There have been many actions that have been carried out to promote the participation of women, including talks, strengthening codes of ethics, better procedures in human resources, and creating support programs for both women who work directly in the mining industry and for women in the surrounding communities. However, despite these actions, in 2019 and 2020, the participation of women in Mexican mining remained at around 16 percent.  So, what do we lack to achieve greater participation of women in the sector?

In September of this year, McKinsey & Company published an article titled, Why Are Women Leaving the Mining Industry and What Can Companies Do About It? Reviewing this article, we can see that there is a lot of work to be done in the stage of retention or permanence of women in the sector since the perception of opportunity for growth and development among women is lost even before they can reach the middle management level, forcing them to leave their jobs and look for alternatives. Women in the mining sector with experience and knowledge have the perception that the mining companies under-employ or undervalue their skills. Even the training programs that many mining companies  have implemented have not been as successful since the perception is that these programs are focused primarily on men or that they only exist to meet one requirement. 

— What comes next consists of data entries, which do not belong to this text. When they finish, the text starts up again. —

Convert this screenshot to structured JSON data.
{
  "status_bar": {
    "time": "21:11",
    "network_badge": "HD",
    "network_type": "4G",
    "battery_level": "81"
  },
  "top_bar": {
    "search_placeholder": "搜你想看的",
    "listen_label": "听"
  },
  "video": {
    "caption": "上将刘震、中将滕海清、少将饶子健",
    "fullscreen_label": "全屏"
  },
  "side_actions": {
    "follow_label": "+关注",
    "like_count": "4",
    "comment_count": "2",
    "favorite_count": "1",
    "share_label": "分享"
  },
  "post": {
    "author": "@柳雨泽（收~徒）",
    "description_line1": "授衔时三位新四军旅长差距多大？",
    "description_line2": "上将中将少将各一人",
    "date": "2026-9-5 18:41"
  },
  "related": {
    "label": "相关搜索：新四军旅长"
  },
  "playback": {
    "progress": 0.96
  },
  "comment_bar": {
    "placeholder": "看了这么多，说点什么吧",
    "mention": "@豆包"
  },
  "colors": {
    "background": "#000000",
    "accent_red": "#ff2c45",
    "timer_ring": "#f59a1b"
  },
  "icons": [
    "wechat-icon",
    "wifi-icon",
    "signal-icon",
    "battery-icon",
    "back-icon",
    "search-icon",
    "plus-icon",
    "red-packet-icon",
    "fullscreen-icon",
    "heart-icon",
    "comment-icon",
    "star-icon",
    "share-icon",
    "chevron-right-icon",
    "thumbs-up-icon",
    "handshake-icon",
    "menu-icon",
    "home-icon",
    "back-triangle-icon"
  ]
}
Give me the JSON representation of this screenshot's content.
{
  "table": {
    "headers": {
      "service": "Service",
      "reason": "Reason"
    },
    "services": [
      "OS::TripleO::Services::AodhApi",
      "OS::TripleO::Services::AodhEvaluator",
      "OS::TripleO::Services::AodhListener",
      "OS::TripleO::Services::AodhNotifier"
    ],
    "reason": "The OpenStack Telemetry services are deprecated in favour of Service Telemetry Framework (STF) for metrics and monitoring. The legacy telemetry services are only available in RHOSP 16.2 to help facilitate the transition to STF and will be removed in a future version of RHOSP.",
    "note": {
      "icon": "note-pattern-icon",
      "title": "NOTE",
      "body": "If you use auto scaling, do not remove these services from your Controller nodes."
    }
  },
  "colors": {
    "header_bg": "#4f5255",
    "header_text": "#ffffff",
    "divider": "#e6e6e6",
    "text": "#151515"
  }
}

Some of these situations can be considered within what we call the "glass ceiling" while others can be considered what is called the "sticky floor."  Both terms relate to the invisible barriers that many women still face to achieve advancement in their professional development. 

Many of the women today in the sector have experienced situations that visibly or invisibly have limited us, at some point, in our professional development. Personally, I had to contend with the lack of toilets for women in the work area and I also had to listen to comments such as "what can you teach me?" or "you’re only here to distract my boys."

That is why it is important to have organizations and alliances that promote the development of programs that encourage the participation of women in the mining sector by developing their skills and empowerment and also improving the work environment where the participation of men and women is important. We also must jointly look for solutions to face challenges that include:

  • The need for robust data on women's participation and contribution to decision-making
  • Attracting and retaining Women in STEM careers
  • Design of inclusive workspaces
  • Role models and mentoring programs
  • The need for training and capacity-building for women, and
  • The retention of trained talent

Government, mining companies and civil associations have together gone a long way to achieve inclusive mining. However, we are also aware of how much we still have to do.  Today, men and women work together from our area of responsibility to help this sector achieve its objectives of production, health and safety and environmental protection. This will lead us to achieve the comprehensive economic development sought by all of us who participate directly and indirectly in the sector along with members of the communities of influence.